Acryl, Acrylpaste, Glitter auf Aquarellpapier ca. 21 x 15 cm

Das Bild ist ein Ereignis. Schon beim ersten Blick breitet sich ein Spannungsfeld aus: das vibrierende Rot, der erdige Widerstand des Schwarz, das fast leuchtende Grün, das wie Zeichen aus einer fremden Schrift über die Oberfläche fährt. Dazu ein glühender Kreis, fast wie eine Sonne oder ein Organ, das seine Energie in den Raum schleudert. Man spürt sofort: Hier geht es nicht um Harmonie, sondern um eine Botschaft, die sich zwischen Klarheit und Rätselhaftigkeit bewegt.

Das Werk weckt ein Gefühl von Dringlichkeit, innerem Aufruhr und ironischer Leichtigkeit. Es ist dramatisch, lebendig und herausfordernd, ohne endgültige Antworten zu geben. Die Atmosphäre gleicht einem Orakel im Umbruch, einem Zwischenzustand, in dem das Offensichtliche noch verborgen bleibt. Statt Lähmung entsteht eine Spannung, die elektrisiert.

Die Geschichte, die sich hier aufdrängt, ist die einer inneren Landschaft aus Zeichen. Vielleicht eine unlesbare Schrift, vielleicht ein Körper, der spricht. „Die Vorzeichen sind unklar“. Dieser Satz klingt nach einem Dialog mit dem Unbewussten, mit der Körperweisheit.
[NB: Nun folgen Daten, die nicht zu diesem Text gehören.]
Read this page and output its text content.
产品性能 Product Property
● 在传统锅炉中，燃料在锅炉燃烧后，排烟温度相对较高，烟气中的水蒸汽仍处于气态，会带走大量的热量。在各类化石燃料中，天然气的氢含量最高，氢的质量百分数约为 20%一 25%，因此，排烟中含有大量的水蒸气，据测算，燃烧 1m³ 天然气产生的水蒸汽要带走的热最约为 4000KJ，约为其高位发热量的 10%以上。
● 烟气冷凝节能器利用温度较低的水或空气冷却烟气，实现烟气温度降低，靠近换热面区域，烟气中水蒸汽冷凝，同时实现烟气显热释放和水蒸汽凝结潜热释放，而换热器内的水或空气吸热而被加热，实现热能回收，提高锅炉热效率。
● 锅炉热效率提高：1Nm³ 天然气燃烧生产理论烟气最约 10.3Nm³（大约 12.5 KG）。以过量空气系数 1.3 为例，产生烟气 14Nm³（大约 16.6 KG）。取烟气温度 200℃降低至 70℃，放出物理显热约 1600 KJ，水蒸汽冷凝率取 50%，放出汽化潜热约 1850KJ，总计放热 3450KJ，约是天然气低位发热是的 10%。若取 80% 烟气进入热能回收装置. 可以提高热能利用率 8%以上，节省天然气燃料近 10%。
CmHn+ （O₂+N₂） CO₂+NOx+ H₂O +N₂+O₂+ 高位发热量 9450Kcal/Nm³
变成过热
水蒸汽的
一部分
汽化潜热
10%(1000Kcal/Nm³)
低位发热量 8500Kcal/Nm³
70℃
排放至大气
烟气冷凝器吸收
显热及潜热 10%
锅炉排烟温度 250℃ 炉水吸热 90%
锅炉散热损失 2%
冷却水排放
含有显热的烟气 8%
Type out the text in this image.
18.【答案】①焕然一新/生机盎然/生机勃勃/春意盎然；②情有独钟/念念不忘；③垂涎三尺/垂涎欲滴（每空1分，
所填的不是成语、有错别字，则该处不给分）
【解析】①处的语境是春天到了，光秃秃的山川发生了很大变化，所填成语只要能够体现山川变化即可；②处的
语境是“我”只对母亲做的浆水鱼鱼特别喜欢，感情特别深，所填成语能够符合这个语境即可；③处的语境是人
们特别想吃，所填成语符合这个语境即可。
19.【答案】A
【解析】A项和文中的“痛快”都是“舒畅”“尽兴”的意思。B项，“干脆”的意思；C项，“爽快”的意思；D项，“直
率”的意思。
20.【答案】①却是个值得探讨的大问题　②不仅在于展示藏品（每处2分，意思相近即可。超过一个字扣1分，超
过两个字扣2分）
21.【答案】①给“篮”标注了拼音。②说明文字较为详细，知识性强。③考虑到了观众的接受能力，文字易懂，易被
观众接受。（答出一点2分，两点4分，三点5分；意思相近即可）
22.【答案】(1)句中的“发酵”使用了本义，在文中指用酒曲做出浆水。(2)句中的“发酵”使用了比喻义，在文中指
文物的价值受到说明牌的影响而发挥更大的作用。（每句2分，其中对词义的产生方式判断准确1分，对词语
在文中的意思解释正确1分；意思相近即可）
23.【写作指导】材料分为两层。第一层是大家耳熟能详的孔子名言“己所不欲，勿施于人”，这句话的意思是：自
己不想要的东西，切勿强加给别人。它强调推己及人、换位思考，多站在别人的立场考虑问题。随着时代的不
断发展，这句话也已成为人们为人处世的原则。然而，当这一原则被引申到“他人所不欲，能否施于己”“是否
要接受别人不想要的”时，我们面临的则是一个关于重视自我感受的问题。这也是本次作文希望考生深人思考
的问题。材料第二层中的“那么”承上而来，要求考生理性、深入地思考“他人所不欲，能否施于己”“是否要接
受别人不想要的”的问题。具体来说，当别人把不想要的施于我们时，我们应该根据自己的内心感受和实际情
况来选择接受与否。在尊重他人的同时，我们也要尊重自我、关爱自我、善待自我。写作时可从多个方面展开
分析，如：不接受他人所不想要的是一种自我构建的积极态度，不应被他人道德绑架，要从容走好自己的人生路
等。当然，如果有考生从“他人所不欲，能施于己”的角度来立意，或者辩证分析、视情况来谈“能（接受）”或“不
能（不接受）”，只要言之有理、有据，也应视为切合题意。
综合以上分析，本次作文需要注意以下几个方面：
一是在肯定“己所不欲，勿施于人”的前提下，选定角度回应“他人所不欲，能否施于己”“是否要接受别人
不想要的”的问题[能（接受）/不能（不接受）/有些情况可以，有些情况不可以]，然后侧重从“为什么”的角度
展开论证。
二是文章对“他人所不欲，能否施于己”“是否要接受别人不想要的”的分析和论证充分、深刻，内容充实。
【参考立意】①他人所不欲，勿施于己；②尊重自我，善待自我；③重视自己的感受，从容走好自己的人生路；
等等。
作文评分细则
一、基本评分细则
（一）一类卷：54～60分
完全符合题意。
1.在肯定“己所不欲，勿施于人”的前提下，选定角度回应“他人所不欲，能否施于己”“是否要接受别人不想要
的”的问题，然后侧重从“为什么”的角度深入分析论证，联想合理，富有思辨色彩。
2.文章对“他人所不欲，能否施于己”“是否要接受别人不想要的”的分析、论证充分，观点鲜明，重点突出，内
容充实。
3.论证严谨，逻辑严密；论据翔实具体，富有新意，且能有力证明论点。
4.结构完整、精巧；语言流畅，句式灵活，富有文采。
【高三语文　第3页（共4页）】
Die Leber, Sitz der Wut und der Transformation, wird zur Hüterin von Klarheit.

Die Komposition ist spannungsvoll gebrochen: Links zeigt sich die strenge, fast käfigartige Gitterstruktur, rechts öffnet sich eine kreisförmige Bewegung. Das Auge wandert unweigerlich vom „Gefangensein“ hin zum „Durchbruch“. Die Farben wirken wie Symbole: Das Rot ist Glut, Feuer, Brennofen. Schwarz legt sich darüber wie Widerstand oder Verschleierung. Das Grün bricht hervor wie Hoffnung, wie ein unverständliches Signal. Und der orange-gelbe Kreis bringt eine Sonne ins Dunkel, ein Herzstück, ein Zentrum.

Auch die Linien und Formen sind voller Dynamik. Die senkrechten grünen Linien erinnern an Runen oder Orakelstäbe, während die Rundung rechts Kraft, Bewegung und Öffnung verkörpert. Die Textur verstärkt diesen Eindruck: pastos, strukturiert, mit Glitter akzentuiert, eine Oberfläche, die lebendig ist, fast zum Tasten.

In seiner Symbolik spricht das Bild von der Suche nach Orientierung in unklaren Zeiten, vom Mut, im Chaos Schönheit und Wahrheit zu entdecken, und vom Vertrauen in den Körper, der mehr weiß als der Verstand. Es stellt dem Betrachter Fragen: Welche Vorzeichen lese ich in meinem Leben? Höre ich auf den Verstand oder auf die Intuition? Bin ich noch gefangen im Gitter oder schon beim Durchbruch zum Licht?

Besonders angesprochen fühlen sich von diesem Werk Menschen, die sich nicht mit Oberflächlichkeit zufriedengeben. Kunstsammler, die Fragen lieben, nicht nur Dekoration. Spirituell Suchende, die Symbole brauchen. Kreative Seelen, die das Unklare als Quelle von Inspiration erkennen.

Am Ende bleibt die Essenz: Dieses Werk ist ein Seelenstück. Es ist unbequem, herausfordernd und genau darin liegt seine Kraft. Wer es besitzt, besitzt ein Orakel an der Wand.

 Wer dieses Bild zu sich holt, holt sich nicht nur Farbe und Form ins Haus. Er lädt eine Frage ein. Eine, die immer wieder neu herausfordert und die Antwort überlässt er sich selbst.